Formato: Online Artículo Texto
Lenguaje:English
Publicado: MDPI 2019
Materias:
Acceso en línea:https://www.ncbi.nlm.nih.gov/pmc/articles/PMC6695913/
https://www.ncbi.nlm.nih.gov/pubmed/31390837
http://dx.doi.org/10.3390/ijms20153841
Descripción
Sumario:Carbonic anhydrases (CAs) catalyze a reaction fundamental for life: the bidirectional conversion of carbon dioxide (CO(2)) and water (H(2)O) into bicarbonate (HCO(3)(−)) and protons (H(+)). These enzymes impact numerous physiological processes that occur within and across the many compartments in the body. Within compartments, CAs promote rapid H(+) buffering and thus the stability of pH-sensitive processes. Between compartments, CAs promote movements of H(+), CO(2), HCO(3)(−), and related species.

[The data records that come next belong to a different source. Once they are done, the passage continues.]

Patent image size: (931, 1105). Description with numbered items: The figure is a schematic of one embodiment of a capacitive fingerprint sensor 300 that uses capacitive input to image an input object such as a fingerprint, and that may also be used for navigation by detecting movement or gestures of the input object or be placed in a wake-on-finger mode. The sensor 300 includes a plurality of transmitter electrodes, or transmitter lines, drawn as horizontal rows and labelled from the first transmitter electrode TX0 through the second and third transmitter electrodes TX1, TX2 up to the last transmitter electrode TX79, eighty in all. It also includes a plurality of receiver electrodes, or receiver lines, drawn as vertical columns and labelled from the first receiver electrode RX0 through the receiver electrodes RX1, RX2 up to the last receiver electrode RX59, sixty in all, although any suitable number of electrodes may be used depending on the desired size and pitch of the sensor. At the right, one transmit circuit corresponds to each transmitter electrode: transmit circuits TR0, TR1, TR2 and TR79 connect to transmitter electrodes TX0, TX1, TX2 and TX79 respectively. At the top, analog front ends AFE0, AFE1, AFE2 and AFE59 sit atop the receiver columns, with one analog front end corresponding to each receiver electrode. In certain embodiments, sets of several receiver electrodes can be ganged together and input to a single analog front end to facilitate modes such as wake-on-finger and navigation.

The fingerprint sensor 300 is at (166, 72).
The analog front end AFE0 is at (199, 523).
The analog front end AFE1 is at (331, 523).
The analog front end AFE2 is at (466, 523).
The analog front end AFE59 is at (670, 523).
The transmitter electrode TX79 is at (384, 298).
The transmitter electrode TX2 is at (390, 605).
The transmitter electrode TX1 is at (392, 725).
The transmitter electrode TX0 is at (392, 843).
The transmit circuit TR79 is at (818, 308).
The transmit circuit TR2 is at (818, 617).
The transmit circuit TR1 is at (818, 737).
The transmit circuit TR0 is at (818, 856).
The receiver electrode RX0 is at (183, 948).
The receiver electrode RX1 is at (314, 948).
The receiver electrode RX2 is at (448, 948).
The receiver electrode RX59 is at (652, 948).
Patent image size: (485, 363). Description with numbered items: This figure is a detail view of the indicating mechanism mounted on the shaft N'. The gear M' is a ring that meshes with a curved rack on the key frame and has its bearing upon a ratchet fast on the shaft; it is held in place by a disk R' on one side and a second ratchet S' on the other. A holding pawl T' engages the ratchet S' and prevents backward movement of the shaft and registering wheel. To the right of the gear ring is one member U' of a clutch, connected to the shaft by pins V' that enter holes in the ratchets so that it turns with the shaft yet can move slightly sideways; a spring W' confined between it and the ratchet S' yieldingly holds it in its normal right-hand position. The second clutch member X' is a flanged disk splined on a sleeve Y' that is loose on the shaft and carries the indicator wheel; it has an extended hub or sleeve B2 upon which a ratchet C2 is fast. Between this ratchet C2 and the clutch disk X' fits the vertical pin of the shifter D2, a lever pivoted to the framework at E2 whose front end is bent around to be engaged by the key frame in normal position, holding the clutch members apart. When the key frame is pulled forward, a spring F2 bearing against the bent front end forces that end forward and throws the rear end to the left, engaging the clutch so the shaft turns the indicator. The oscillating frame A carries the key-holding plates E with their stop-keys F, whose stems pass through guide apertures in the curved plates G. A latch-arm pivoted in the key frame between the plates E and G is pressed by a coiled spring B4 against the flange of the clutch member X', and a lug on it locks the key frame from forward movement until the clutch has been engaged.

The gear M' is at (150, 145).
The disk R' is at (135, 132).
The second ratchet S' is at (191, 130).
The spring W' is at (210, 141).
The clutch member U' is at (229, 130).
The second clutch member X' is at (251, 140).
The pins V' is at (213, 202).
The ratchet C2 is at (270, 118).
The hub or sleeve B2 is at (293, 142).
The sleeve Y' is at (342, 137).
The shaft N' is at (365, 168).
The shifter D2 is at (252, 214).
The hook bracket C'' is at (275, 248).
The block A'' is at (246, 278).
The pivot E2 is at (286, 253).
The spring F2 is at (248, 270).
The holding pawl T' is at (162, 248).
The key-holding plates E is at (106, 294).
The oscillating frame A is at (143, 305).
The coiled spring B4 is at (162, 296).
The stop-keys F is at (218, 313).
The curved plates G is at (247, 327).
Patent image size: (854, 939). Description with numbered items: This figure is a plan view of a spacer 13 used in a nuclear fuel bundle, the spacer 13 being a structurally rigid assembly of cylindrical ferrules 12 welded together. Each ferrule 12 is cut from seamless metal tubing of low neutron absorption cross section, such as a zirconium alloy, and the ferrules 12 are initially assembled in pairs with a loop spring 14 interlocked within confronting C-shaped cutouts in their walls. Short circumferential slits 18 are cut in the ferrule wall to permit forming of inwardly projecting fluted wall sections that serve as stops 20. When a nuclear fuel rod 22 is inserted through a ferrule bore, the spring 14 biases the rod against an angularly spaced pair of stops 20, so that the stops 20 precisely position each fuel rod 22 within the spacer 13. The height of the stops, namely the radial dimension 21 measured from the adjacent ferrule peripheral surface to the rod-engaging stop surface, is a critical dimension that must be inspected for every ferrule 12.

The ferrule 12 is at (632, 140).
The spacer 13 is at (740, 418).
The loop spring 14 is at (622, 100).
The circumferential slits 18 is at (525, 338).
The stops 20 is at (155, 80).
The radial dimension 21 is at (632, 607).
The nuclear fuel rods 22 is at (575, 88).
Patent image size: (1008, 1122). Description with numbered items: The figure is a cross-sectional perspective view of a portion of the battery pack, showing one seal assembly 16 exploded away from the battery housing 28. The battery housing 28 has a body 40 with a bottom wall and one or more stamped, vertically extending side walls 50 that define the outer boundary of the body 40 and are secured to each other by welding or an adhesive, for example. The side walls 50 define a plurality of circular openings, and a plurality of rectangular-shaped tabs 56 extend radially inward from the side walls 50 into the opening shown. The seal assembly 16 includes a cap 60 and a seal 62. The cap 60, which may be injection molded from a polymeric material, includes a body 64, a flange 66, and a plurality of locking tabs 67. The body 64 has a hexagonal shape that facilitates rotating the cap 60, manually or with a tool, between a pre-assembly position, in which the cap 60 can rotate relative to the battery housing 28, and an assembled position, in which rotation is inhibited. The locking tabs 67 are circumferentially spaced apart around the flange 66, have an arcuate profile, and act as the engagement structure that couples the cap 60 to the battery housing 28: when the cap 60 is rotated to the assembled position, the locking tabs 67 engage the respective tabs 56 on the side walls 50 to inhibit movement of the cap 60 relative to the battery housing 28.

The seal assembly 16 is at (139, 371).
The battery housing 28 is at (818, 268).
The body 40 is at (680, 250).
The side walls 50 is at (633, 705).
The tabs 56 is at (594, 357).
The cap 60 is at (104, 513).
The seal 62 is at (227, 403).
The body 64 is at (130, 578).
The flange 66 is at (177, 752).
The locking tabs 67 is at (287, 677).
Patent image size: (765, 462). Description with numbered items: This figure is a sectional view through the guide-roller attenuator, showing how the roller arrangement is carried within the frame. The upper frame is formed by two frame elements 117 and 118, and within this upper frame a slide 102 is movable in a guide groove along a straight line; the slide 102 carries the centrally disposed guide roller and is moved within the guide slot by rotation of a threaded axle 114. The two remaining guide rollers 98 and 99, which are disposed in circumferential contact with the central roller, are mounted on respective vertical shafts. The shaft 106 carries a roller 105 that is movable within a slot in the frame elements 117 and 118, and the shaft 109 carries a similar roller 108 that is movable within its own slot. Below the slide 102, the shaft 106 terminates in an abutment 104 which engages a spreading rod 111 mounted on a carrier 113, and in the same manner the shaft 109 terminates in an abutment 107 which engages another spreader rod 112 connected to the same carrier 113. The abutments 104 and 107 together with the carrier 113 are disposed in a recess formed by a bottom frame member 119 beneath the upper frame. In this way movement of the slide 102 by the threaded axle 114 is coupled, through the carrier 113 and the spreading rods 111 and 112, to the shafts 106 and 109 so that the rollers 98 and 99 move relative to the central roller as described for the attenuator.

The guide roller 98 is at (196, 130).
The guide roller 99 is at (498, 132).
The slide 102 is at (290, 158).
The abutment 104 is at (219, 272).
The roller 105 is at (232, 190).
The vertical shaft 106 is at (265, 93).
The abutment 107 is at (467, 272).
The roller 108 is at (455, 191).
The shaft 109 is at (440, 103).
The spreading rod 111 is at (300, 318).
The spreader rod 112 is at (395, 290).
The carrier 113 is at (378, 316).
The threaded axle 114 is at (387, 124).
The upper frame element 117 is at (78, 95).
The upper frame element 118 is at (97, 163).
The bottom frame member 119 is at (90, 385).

This traffic is central to respiration, digestion, and whole-body/cellular pH regulation. Here, we focus on the role of mathematical modeling in understanding how CA enhances buffering as well as gradients that drive fluxes of CO(2) and other solutes (facilitated diffusion). We also examine urinary acid secretion and the carriage of CO(2) by the respiratory system. We propose that the broad physiological impact of CAs stem from three fundamental actions: promoting H(+) buffering, enhancing H(+) exchange between buffer systems, and facilitating diffusion. Mathematical modeling can be a powerful tool for: (1) clarifying the complex interdependencies among reaction, diffusion, and protein-mediated components of physiological processes; (2) formulating hypotheses and making predictions to be tested in wet-lab experiments; and (3) inferring data that are impossible to measure.